De onbetwistbare voordelen van RPV's in vergelijking met bemande vliegtuigen zijn lagere exploitatiekosten en het ontbreken van het risico van overlijden of gevangenneming van piloten in geval van uitval van apparatuur of geraakt worden door luchtafweerwapens van een vliegtuig of helikopter. Over het algemeen is de situatie met drones, vanwege hun hoge ongevallenpercentage, echter niet zo goed. Volgens gegevens die in de Amerikaanse media zijn gepubliceerd, zijn vanaf 2010 meer dan 70 RPV's verloren gegaan tijdens de campagnes in Afghanistan en Irak. De kosten van de neergestorte en neergestorte drones bedroegen bijna $ 300 miljoen. Als gevolg hiervan ging het bespaarde geld op lagere bedrijfskosten naar het aanvullen van de UAV-vloot. Het bleek dat de communicatie- en datatransmissiekanalen van de drones kwetsbaar waren voor interferentie en onderschepping van de door hen uitgezonden informatie. Het extreem lichtgewicht ontwerp en het onvermogen van schokverkennings-UAV's om scherpe luchtafweermanoeuvres uit te voeren, gecombineerd met een smal gezichtsveld van de camera en een aanzienlijke responstijd op commando's, maakt ze zeer kwetsbaar, zelfs in het geval van kleine schade. Bovendien bevatten moderne drones en controlekamers "kritieke technologie" en software die Amerikanen uiterst terughoudend zijn om te delen. In dit opzicht bieden de Verenigde Staten hun bondgenoten in de "anti-terroristische oorlog" meer flexibele turboprop "anti-guerrilla"-aanvalsvliegtuigen met een breed scala aan geleide en ongeleide wapens.

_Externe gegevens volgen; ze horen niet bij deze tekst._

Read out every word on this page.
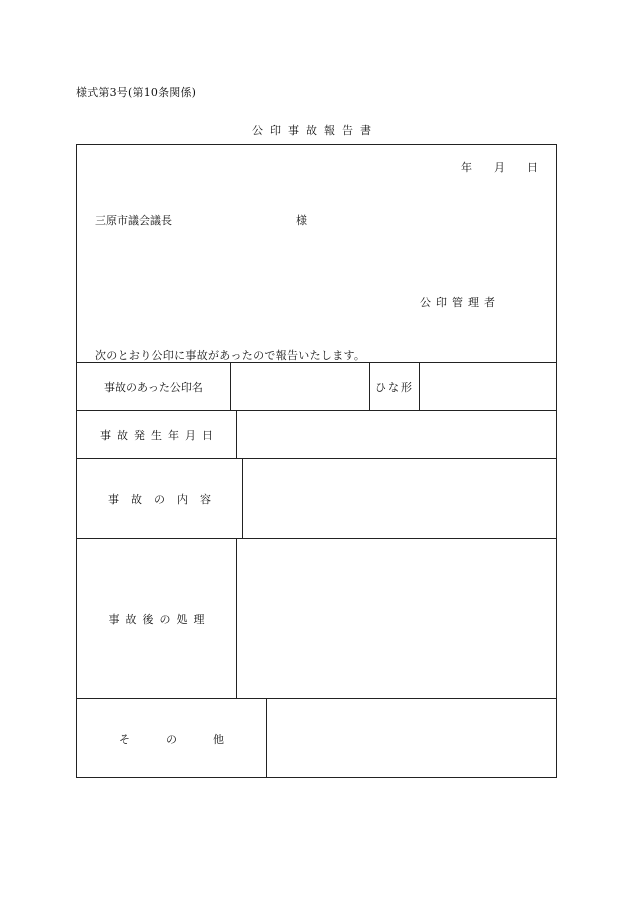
様式第3号(第10条関係)
公印事故報告書
年　　月　　日
三原市議会議長	様
公印管理者
次のとおり公印に事故があったので報告いたします。
事故のあった公印名	ひな形
事故発生年月日
事故の内容
事故後の処理
その他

Tot op heden hebben de "toucanoclass" -vliegtuigen concurrenten in het gezicht van lichte gevechtsvliegtuigen die zijn gemaakt op basis van landbouwluchtvaartmachines (meer details over "agrarische aanvalsvliegtuigen" vindt u hier: Gevechtslandbouwluchtvaart). Dit bevestigt nogmaals de toegenomen belangstelling voor lichte aanvalsvliegtuigen. Maar in termen van het complex van uitgevoerde taken en vluchtgegevens kunnen "landbouwaanvalsvliegtuigen" niet concurreren met vliegtuigen van de "toekanklasse".